(no subject)

Jan 04, 2008 14:49

Well the holidays are gone now. I'm back in Philly working my crummy job, being ridiculed and unappreciated. Christmas this year was okay, but it just didn't feel like Christmas. Sure all the gifts I got were nice and thoughtful, but I don't even care about it. I feel like I am so past the whole giving and receiving of gifts anymore. Sure, it's nice to get stuff, and it's also nice to make others happy, but I definitly think I am going to try go go about it another way next year. Every day I see such poverty that I couldn't help spending the entire day feeling guilty for all the money people spent on me, and I spent on them.
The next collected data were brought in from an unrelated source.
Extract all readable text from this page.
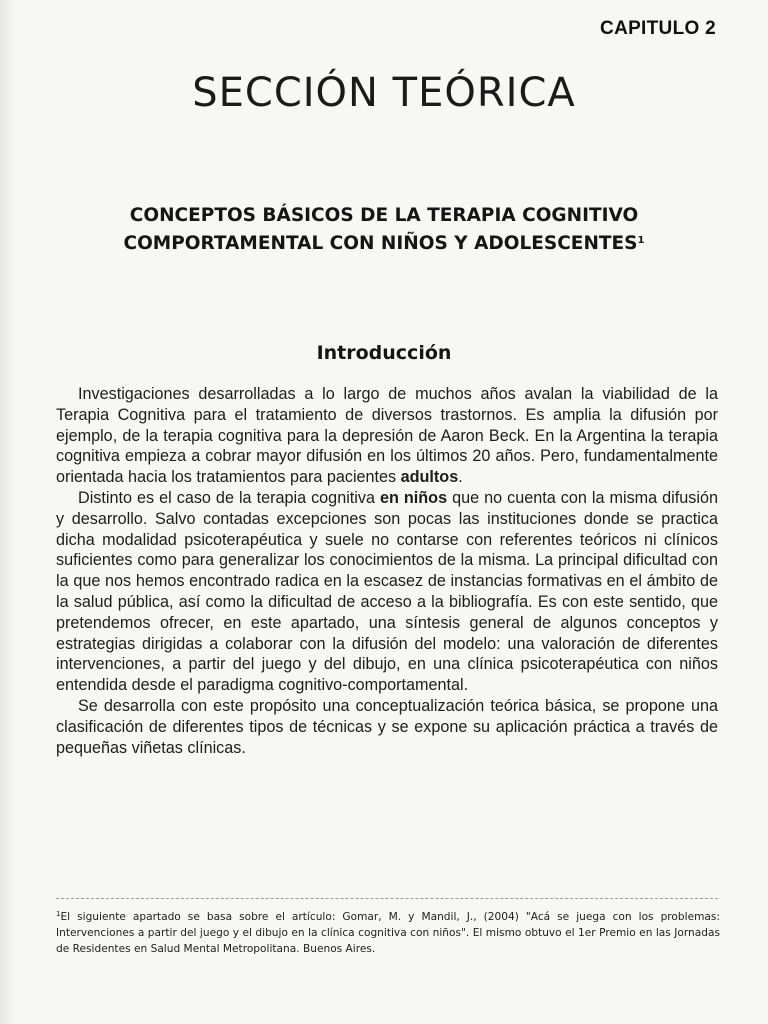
CAPITULO 2
SECCIÓN TEÓRICA
CONCEPTOS BÁSICOS DE LA TERAPIA COGNITIVO
COMPORTAMENTAL CON NIÑOS Y ADOLESCENTES$^1$
Introducción

Investigaciones desarrolladas a lo largo de muchos años avalan la viabilidad de la Terapia Cognitiva para el tratamiento de diversos trastornos. Es amplia la difusión por ejemplo, de la terapia cognitiva para la depresión de Aaron Beck. En la Argentina la terapia cognitiva empieza a cobrar mayor difusión en los últimos 20 años. Pero, fundamentalmente orientada hacia los tratamientos para pacientes adultos.

Distinto es el caso de la terapia cognitiva en niños que no cuenta con la misma difusión y desarrollo. Salvo contadas excepciones son pocas las instituciones donde se practica dicha modalidad psicoterapéutica y suele no contarse con referentes teóricos ni clínicos suficientes como para generalizar los conocimientos de la misma. La principal dificultad con la que nos hemos encontrado radica en la escasez de instancias formativas en el ámbito de la salud pública, así como la dificultad de acceso a la bibliografía. Es con este sentido, que pretendemos ofrecer, en este apartado, una síntesis general de algunos conceptos y estrategias dirigidas a colaborar con la difusión del modelo: una valoración de diferentes intervenciones, a partir del juego y del dibujo, en una clínica psicoterapéutica con niños entendida desde el paradigma cognitivo-comportamental.

Se desarrolla con este propósito una conceptualización teórica básica, se propone una clasificación de diferentes tipos de técnicas y se expone su aplicación práctica a través de pequeñas viñetas clínicas.

$^1$El siguiente apartado se basa sobre el artículo: Gomar, M. y Mandil, J., (2004) "Acá se juega con los problemas: Intervenciones a partir del juego y el dibujo en la clínica cognitiva con niños". El mismo obtuvo el 1er Premio en las Jornadas de Residentes en Salud Mental Metropolitana. Buenos Aires.
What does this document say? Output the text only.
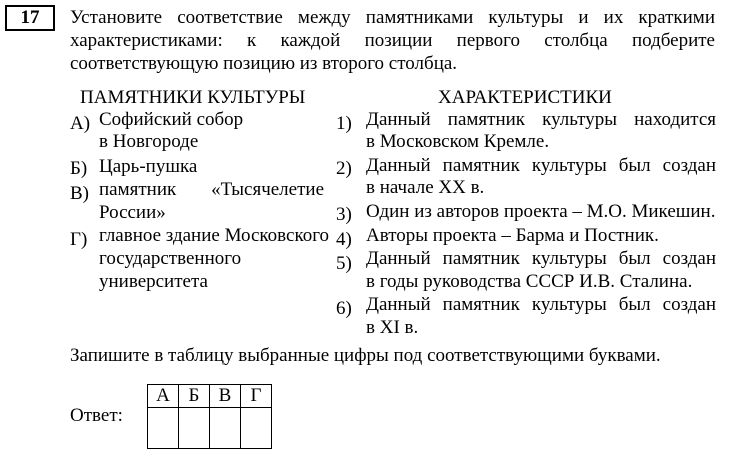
17	Установите соответствие между памятниками культуры и их краткими характеристиками: к каждой позиции первого столбца подберите соответствующую позицию из второго столбца.
ПАМЯТНИКИ КУЛЬТУРЫ	ХАРАКТЕРИСТИКИ
А) Софийский собор
в Новгороде
Б) Царь-пушка
В) памятник «Тысячелетие
России»
Г) главное здание Московского
государственного
университета
1) Данный памятник культуры находится
в Московском Кремле.
2) Данный памятник культуры был создан
в начале XX в.
3) Один из авторов проекта – М.О. Микешин.
4) Авторы проекта – Барма и Постник.
5) Данный памятник культуры был создан
в годы руководства СССР И.В. Сталина.
6) Данный памятник культуры был создан
в XI в.
Запишите в таблицу выбранные цифры под соответствующими буквами.
Ответ:
А	Б	В	Г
It's all so pointless. I guess most of all having my famiily together for the day would have been better than any item money could buy.

New years was alright, had a fun time hanging out with Nate and Gay. Just sat around and chilled all day. 2007 was honestly the most terrible year that I have experienced thus far. I have really laid alot of goals out for myself to make this year more rewarding and to stop spending so much time being a miserable beyotch. I want to eat healthier and maintain a healthier lifestyle in general. I would like to spend more time doing this like reading and learning and spending less time doing things like being on myspace. I intend on learning how to speak Polish. It would also be nice to make some new friends because I really dont have any down here right now, with the exception of Nate and Gay. I want to stop being such a pessimist all the time and learn to make the best of things and appreciate what I have. Maybe I can finally find out whatever my calling is in life, because I am sick of working these miserable jobs.

Also, I want it to get warm so I can ride my bike.